The origins of the number 420 can be traced back to a group of teenagers in California who called themselves the Waldos. Like many teens in the 1970s, they were on a constant mission to get blazed after school.

This year, when you light up in celebration of one of the most incredible plants in existence, you may have a deeper appreciation for how a group of teenagers could create a worldwide phenomenon. Or maybe you will just concern yourself with what you and your stoner pals are going to eat in about an hour.

The Waldos

The History of 4/20
The Waldos

In 1971, a group of high school athletes from San Rafael, California, would do what many teenagers found themselves doing after practice, packing into a car and getting high. It wasn’t until the group caught wind of a rumor of a Coast Guard member planted a cannabis crop and left a treasure map, did they begin using the term 4:20. 
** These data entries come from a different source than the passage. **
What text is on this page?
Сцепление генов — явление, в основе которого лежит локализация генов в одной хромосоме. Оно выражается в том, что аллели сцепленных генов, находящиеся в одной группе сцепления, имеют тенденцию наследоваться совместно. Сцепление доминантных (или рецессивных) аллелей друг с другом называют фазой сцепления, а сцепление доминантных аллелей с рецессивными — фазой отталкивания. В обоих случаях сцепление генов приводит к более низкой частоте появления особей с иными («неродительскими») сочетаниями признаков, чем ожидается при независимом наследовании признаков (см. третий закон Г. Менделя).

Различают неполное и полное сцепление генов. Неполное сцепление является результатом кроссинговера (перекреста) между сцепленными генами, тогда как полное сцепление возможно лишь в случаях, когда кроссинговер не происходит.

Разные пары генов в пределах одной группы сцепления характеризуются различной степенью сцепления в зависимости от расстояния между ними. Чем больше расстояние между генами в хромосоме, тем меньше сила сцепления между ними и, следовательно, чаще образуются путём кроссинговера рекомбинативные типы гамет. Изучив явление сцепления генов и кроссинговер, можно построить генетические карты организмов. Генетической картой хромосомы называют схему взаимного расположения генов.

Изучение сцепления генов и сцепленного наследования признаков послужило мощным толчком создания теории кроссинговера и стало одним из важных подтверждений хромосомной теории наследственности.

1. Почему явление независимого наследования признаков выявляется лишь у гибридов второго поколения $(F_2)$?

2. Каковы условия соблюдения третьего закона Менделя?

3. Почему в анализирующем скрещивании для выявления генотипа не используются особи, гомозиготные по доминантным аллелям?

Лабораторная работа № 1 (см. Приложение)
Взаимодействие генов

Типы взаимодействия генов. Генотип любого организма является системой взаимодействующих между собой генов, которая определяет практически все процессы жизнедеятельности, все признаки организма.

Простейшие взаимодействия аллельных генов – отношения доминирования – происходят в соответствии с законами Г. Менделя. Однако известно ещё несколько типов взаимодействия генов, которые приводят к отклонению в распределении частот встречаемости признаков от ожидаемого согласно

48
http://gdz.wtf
“We would remind each other in the hallways we were supposed to meet up at 4:20. It started out 4:20-Louis, and we eventually dropped the Louis.” Steve Capper, one of the members of the Waldos, told the Huffington Post.

Waldo Safaris

The Waldos weren’t your typical stoners. They didn’t enjoy melting into a couch and eating chips. The guys were actively seeking adventures they called safaris. They once snuck into a military airfield during the Vietnam War. They were caught by a mechanic that showed them some of the weapons systems. Another safari consisted of knocking on a door of a lab that was building a hologram city, the Waldos were welcomed inside and given a tour. 

The 420 Treasure Map

The globally recognized term was born when one of the members brought a hand-drawn map with directions to a patch of cannabis plants. They were under the impression that some of the guys from the Coast Guard were scared of getting caught and decided to abandon the grow. 

Naturally, the Waldos were intrigued by the promise of free weed and another safari adventure. At least once a week, the Waldos would meet at a Louis Pasteur statue after football practice before driving out to Point Reyes to hunt for the hidden abandoned grow operation. 

A World-Wide Phenomenon The Waldos never found the weed plants, but they accomplished something much more impressive. They continued to use the term 420 to talk about weed in front of their parents. The phrase caught on and eventually went viral, without the internet. 420 spread to all corners of the earth, becoming a commonly used term in cannabis culture.